I taught high school science for 18 years. I majored in history for my undergraduate degree. I analyzed a lot of data, drew conclusions from it, and supported those conclusions with evidence. As a teacher, I was consistently expected to use assessment data of all types to draw conclusions and improve teaching and learning in my classroom.
I guess what I’m saying is that looking at data, analyzing data, and using data to get better is a part of my natural rhythm. When it comes to students, I don’t want to eyeball and guess at what they need to succeed; I need some data to help orient my compass in the right direction.
But I realize that using data isn’t a part of every teacher’s natural processes, and I think it’s because there’s some misconceptions and some knee-jerk reactions that float around data these days, such as:
- People take data very personally. What teacher hasn’t felt their heart sink when they’re looking at a test where most students did badly or standardized test data where students performed more poorly than expected? Having your ego crushed by horrible data is never a pleasant experience. However, the next step is to take the next step in accepting what the data is telling us (if the data is valid and reliable in the first place) and figure out how to use it to improve our teaching and student learning.

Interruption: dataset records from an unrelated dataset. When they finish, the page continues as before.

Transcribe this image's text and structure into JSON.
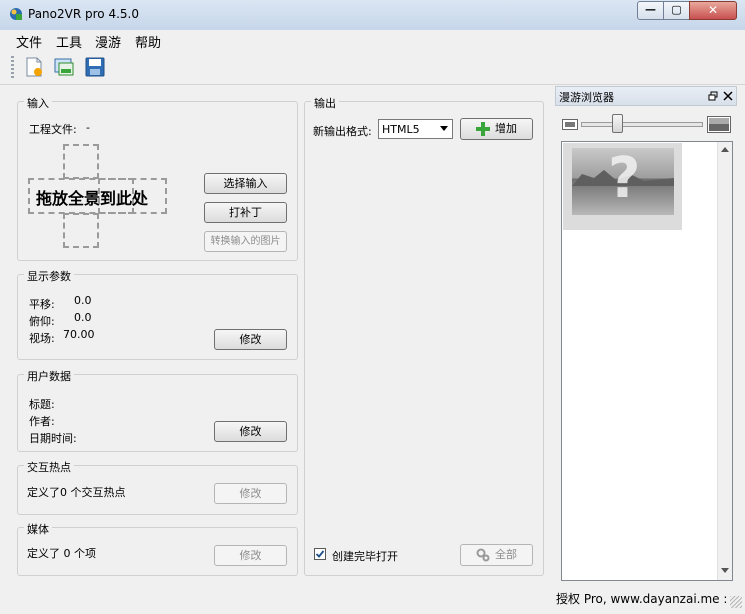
{
  "window": {
    "title": "Pano2VR pro 4.5.0",
    "min_glyph": "—",
    "max_glyph": "▢",
    "close_glyph": "✕"
  },
  "menu": [
    "文件",
    "工具",
    "漫游",
    "帮助"
  ],
  "input_group": {
    "title": "输入",
    "project_label": "工程文件:",
    "project_value": "-",
    "drop_text": "拖放全景到此处",
    "select_input": "选择输入",
    "patch": "打补丁",
    "convert": "转换输入的图片"
  },
  "display_group": {
    "title": "显示参数",
    "pan_label": "平移:",
    "pan_value": "0.0",
    "tilt_label": "俯仰:",
    "tilt_value": "0.0",
    "fov_label": "视场:",
    "fov_value": "70.00",
    "modify": "修改"
  },
  "user_group": {
    "title": "用户数据",
    "title_label": "标题:",
    "author_label": "作者:",
    "date_label": "日期时间:",
    "modify": "修改"
  },
  "hotspot_group": {
    "title": "交互热点",
    "text": "定义了0 个交互热点",
    "modify": "修改"
  },
  "media_group": {
    "title": "媒体",
    "text": "定义了 0 个项",
    "modify": "修改"
  },
  "output_group": {
    "title": "输出",
    "format_label": "新输出格式:",
    "format_value": "HTML5",
    "add": "增加",
    "open_label": "创建完毕打开",
    "open_checked": true,
    "all": "全部"
  },
  "tour_browser": {
    "title": "漫游浏览器",
    "thumb_symbol": "?",
    "zoom_level": 0.3
  },
  "status": {
    "text": "授权 Pro, www.dayanzai.me :"
  },
  "colors": {
    "accent_green": "#3aa53a",
    "titlebar": "#c6d6ea",
    "close_red": "#c75050"
  }
}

- Data is just numbers, and numbers don’t inform you about the whole child. I believe this statement – numbers can’t tell you everything that’s going on with a student’s learning, and you must always make instructional decisions from a combination of the quantitative and the qualitative data at hand. However, those quantitative numbers cannot be ignored, especially when the trend in the data is clear that something is amiss with instruction. Ignoring data just because we don’t want to hear what it says is never a good practice, because students are the ones that suffer in the end.

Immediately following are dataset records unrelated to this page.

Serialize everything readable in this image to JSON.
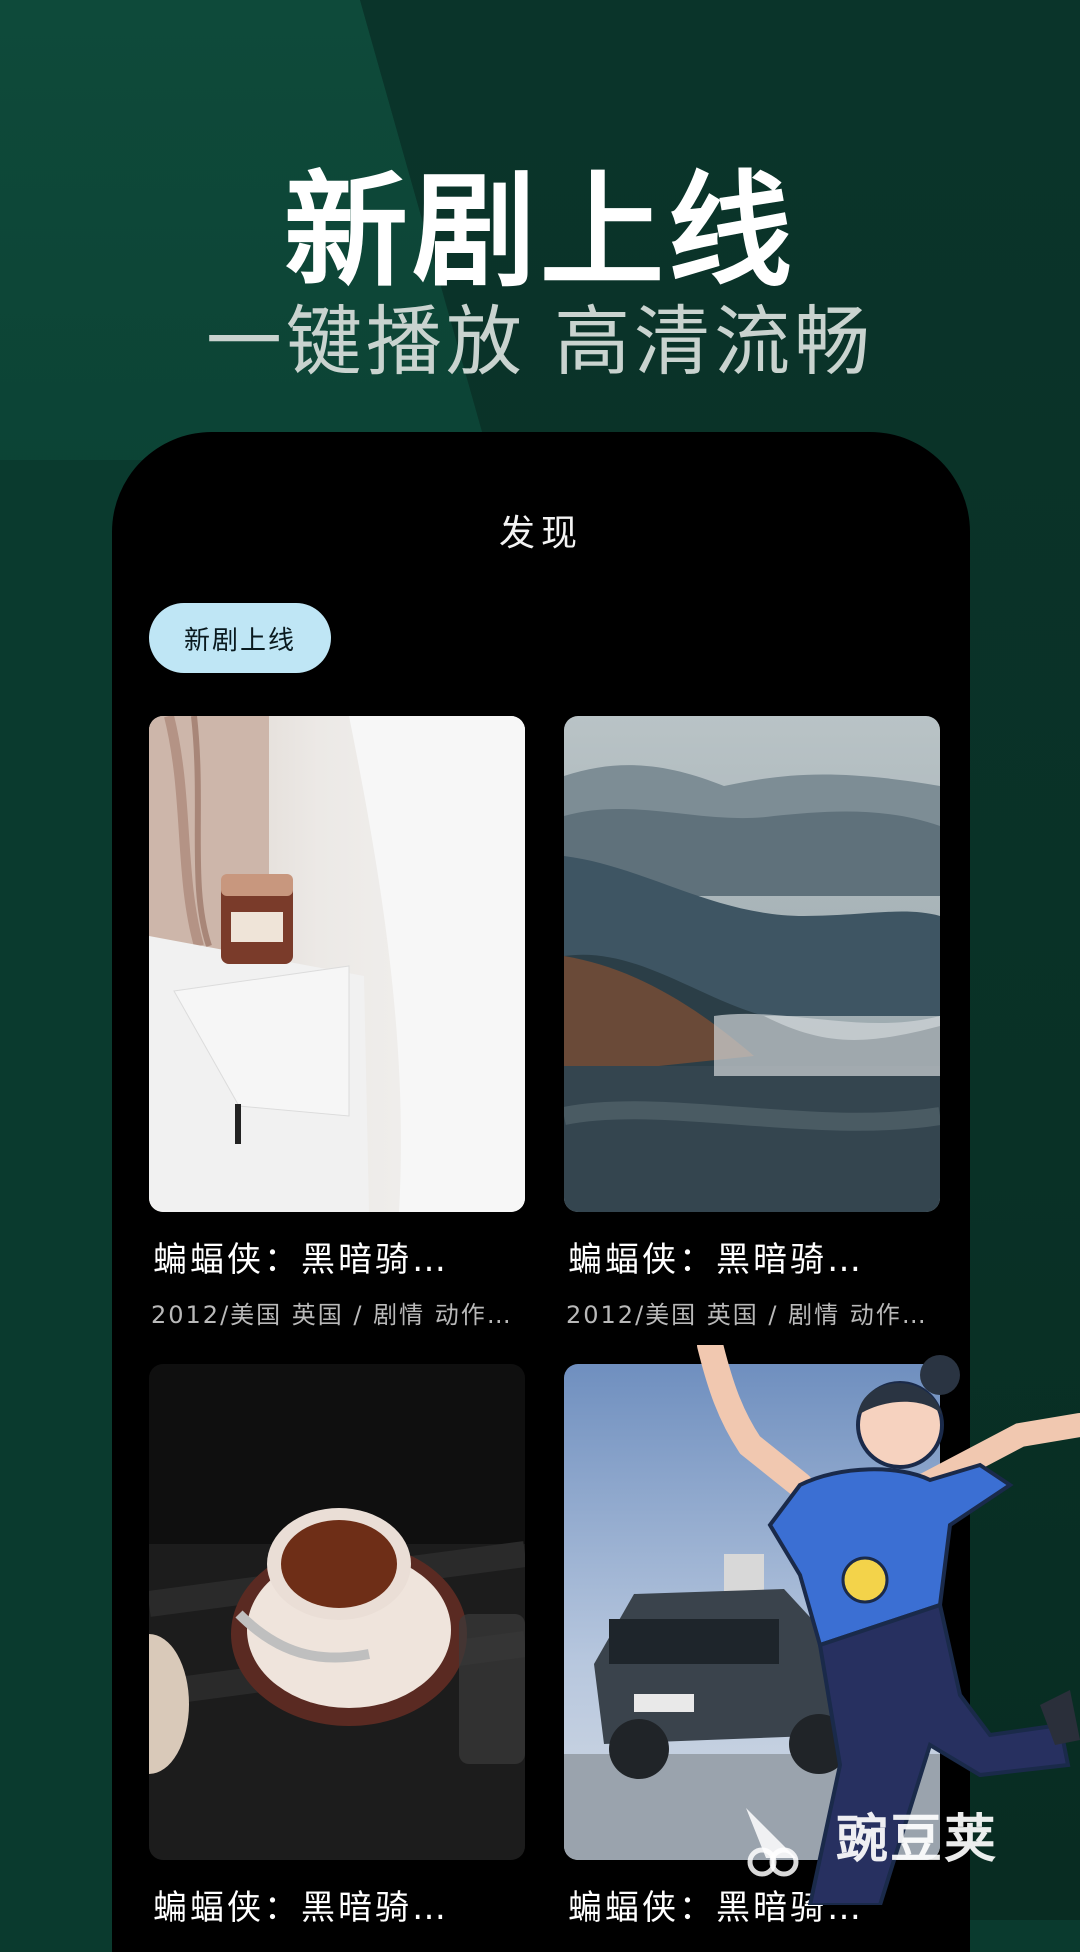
{
  "promo": {
    "headline": "新剧上线",
    "subline": "一键播放 高清流畅"
  },
  "screen": {
    "title": "发现",
    "chip_label": "新剧上线",
    "cards": [
      {
        "title": "蝙蝠侠：黑暗骑…",
        "meta": "2012/美国 英国 / 剧情 动作…"
      },
      {
        "title": "蝙蝠侠：黑暗骑…",
        "meta": "2012/美国 英国 / 剧情 动作…"
      },
      {
        "title": "蝙蝠侠：黑暗骑…",
        "meta": ""
      },
      {
        "title": "蝙蝠侠：黑暗骑…",
        "meta": ""
      }
    ]
  },
  "watermark": {
    "text": "豌豆荚"
  },
  "colors": {
    "background": "#0a3a2e",
    "phone": "#000000",
    "chip": "#bfe6f5"
  }
}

- Talking about test score data means all we care about is test scores. If you know me at all, I loathe am not a fan of standardized testing, and it’s one of life’s biggest ironies that I am in charge of it at my district. However, that doesn’t mean I won’t use the data provided to help learning improve for our students (especially since this year PARCC released test data by evidence statement, giving teachers more specific feedback about what students did well and what students need improvement upon…the first time in my 20 years in the education biz that I’ve ever seen any sort of useful accountability test data). Unfortunately some educators equate looking at standardized test data with “teaching to the test” or that the district is just focused on test scores and taking away classroom autonomy from teachers. What we have to realize is that just because we hate the test the data came from doesn’t mean we can’t harness the information we get to improving teaching and learning.
To me, the mindset we should have around data is always using it as a starting point for improvement. Those numbers are never the end goal – only a starting point for new opportunities and ideas about student learning.